Reklama

KOSMONAUTYKA

SpaceX: Opóźnienie pierwszego lotu rakiety Falcon Heavy

  • fot. http://www.telespazio.it/
    fot. http://www.telespazio.it/

W trakcie konferencji Satellite 2016 w Stanach Zjednoczonych ujawniono, że pierwszy lot cięższej wersji rakiety Falcon będzie mógł dojść do skutku najwcześniej w listopadzie tego roku. To już kolejne przesunięcie planowanego terminu włączenia rakiety firmy SpaceX do regularnego wynoszenia ładunków w kosmos. Pierwotnie miało to nastąpić jeszcze w 2015 roku.

Najświeższa informacja na temat przełożenia inauguracyjnego lotu rakiety Falcon Heavy na listopad br. została podana do publicznej wiadomości podczas konferencji Satellite 2016 organizowanej w amerykańskim stanie Maryland. Wśród jej uczestników była również dyrektor operacyjna i zarazem prezes SpaceX, Gwynne Shotwell. Aktualne przesunięcie daty pierwszego lotu rakiety zakomunikowała w trakcie swojego wystąpienia panelowego. Pierwotnie pierwszy start Falcona Heavy był zaplanowany jeszcze w 2015 roku. Termin ten przekładano na maj, a później na wrzesień br. Poza informacjami temat daty startu nowej rakiety nośnej, przedstawicielka SpaceX zwróciła również uwagę na ogólny harmonogram startów, w którym założono przeprowadzenie 18 misji w trakcie całego 2016 roku (do tej pory zrealizowano dwie z nich).

Czytaj też: Falcon 9 wystartował. Pierwszy stopień stracony

Szczególną uwagę uczestników konferencji zwróciły zwłaszcza rozważania na temat oszczędności wynikających z zastosowania segmentów rakietowych wielokrotnego użytku. Prezes Shotwell oszacowała przewidywane koszty odpalenia rakiety z używanymi elementami na poziomie o 30 procent niższym od ceny dostawy nowego Falcona 9. Choć podkreśliła, że jest jeszcze zbyt wcześnie na podawanie konkretnych wartości kosztów ponownego użycia rakiet „z odzysku”, stwierdziła jednocześnie, że można spodziewać się nakładów w granicach 40 mln USD na przygotowanie pojedynczego startu.

Wśród tematów poruszonych przez G. Shotwell znalazła się również kwestia współpracy SpaceX z siłami powietrznymi USA. Wskazano tutaj na korzystną zmianę, która nastąpiła pomimo niedawnego sporu prawnego między podmiotami.

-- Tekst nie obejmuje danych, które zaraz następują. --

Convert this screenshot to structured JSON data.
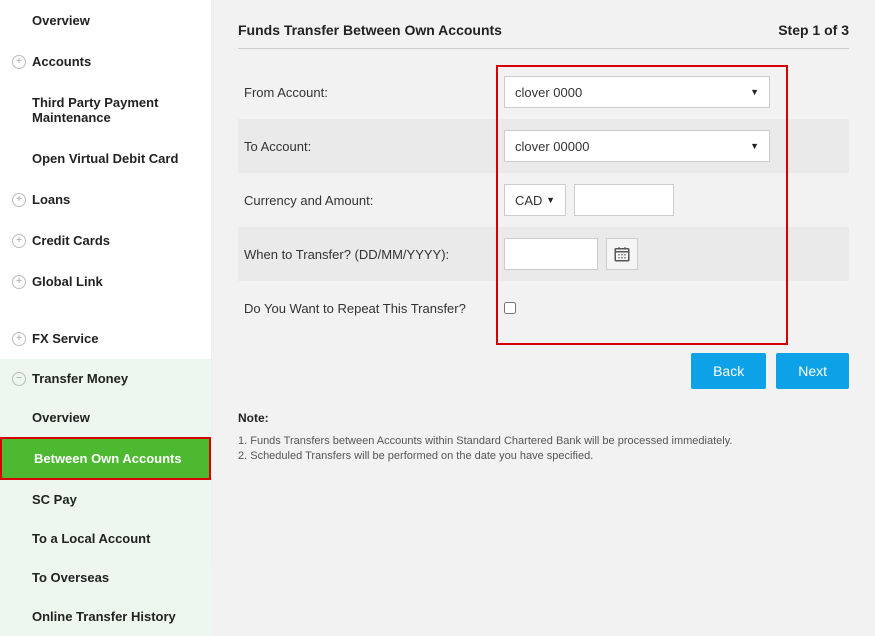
{
  "sidebar": {
    "items": [
      {
        "label": "Overview",
        "expander": null
      },
      {
        "label": "Accounts",
        "expander": "+"
      },
      {
        "label": "Third Party Payment Maintenance",
        "expander": null
      },
      {
        "label": "Open Virtual Debit Card",
        "expander": null
      },
      {
        "label": "Loans",
        "expander": "+"
      },
      {
        "label": "Credit Cards",
        "expander": "+"
      },
      {
        "label": "Global Link",
        "expander": "+"
      },
      {
        "label": "FX Service",
        "expander": "+"
      },
      {
        "label": "Transfer Money",
        "expander": "−"
      }
    ],
    "transfer_sub": [
      {
        "label": "Overview"
      },
      {
        "label": "Between Own Accounts"
      },
      {
        "label": "SC Pay"
      },
      {
        "label": "To a Local Account"
      },
      {
        "label": "To Overseas"
      },
      {
        "label": "Online Transfer History"
      }
    ]
  },
  "header": {
    "title": "Funds Transfer Between Own Accounts",
    "step": "Step 1 of 3"
  },
  "form": {
    "from_label": "From Account:",
    "from_value": "clover 0000",
    "to_label": "To Account:",
    "to_value": "clover 00000",
    "currency_label": "Currency and Amount:",
    "currency_value": "CAD",
    "amount_value": "",
    "when_label": "When to Transfer? (DD/MM/YYYY):",
    "date_value": "",
    "repeat_label": "Do You Want to Repeat This Transfer?"
  },
  "buttons": {
    "back": "Back",
    "next": "Next"
  },
  "notes": {
    "title": "Note:",
    "line1": "1. Funds Transfers between Accounts within Standard Chartered Bank will be processed immediately.",
    "line2": "2. Scheduled Transfers will be performed on the date you have specified."
  }
}
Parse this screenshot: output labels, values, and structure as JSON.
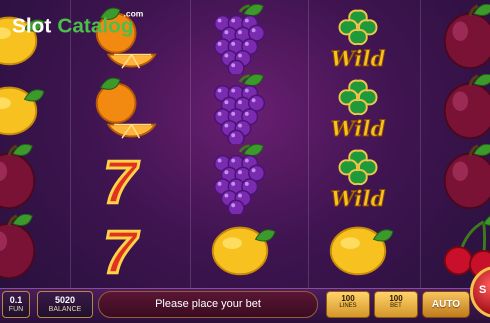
{
  "logo": {
    "brand_part1": "Slot",
    "brand_part2": "Catalog",
    "tld": ".com"
  },
  "reels": [
    [
      "lemon",
      "lemon",
      "plum",
      "plum"
    ],
    [
      "orange",
      "orange",
      "seven",
      "seven"
    ],
    [
      "grapes",
      "grapes",
      "grapes",
      "lemon"
    ],
    [
      "wild",
      "wild",
      "wild",
      "lemon"
    ],
    [
      "plum",
      "plum",
      "plum",
      "cherry"
    ]
  ],
  "wild_label": "Wild",
  "seven_label": "7",
  "bottom_bar": {
    "fun": {
      "value": "0.1",
      "label": "FUN"
    },
    "balance": {
      "value": "5020",
      "label": "BALANCE"
    },
    "message": "Please place your bet",
    "lines": {
      "value": "100",
      "label": "LINES"
    },
    "bet": {
      "value": "100",
      "label": "BET"
    },
    "auto_label": "AUTO",
    "spin_label": "S"
  },
  "colors": {
    "background": "#3f1450",
    "accent_gold": "#f3c44a",
    "logo_green": "#4bbe4b",
    "spin_red": "#d01c24"
  },
  "icons": [
    "lemon-icon",
    "orange-icon",
    "plum-icon",
    "grapes-icon",
    "seven-icon",
    "clover-wild-icon",
    "cherry-icon"
  ]
}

Choć jeszcze w 2015 roku SpaceX zarzucał USAF uprzywilejowanie konsorcjum United Launch Alliance w dostępie do rządowych zamówień, kilka kolejnych miesięcy wystarczyło, by rakiety Falcon 9 zostały oficjalnie uznane za alternatywny pojazd dla wojskowych misji kosmicznych, uzyskując certyfikat użytkowy sił powietrznych. SpaceX stał się dzięki temu jednym z pretendentów do roli kluczowego dostawcy technologii rakietowych dla USAF. Wnioskując po aktywności firmy w ramach ogłaszanych w ostatnim czasie przetargów, SpaceX aktywnie korzysta z zaistniałych okoliczności.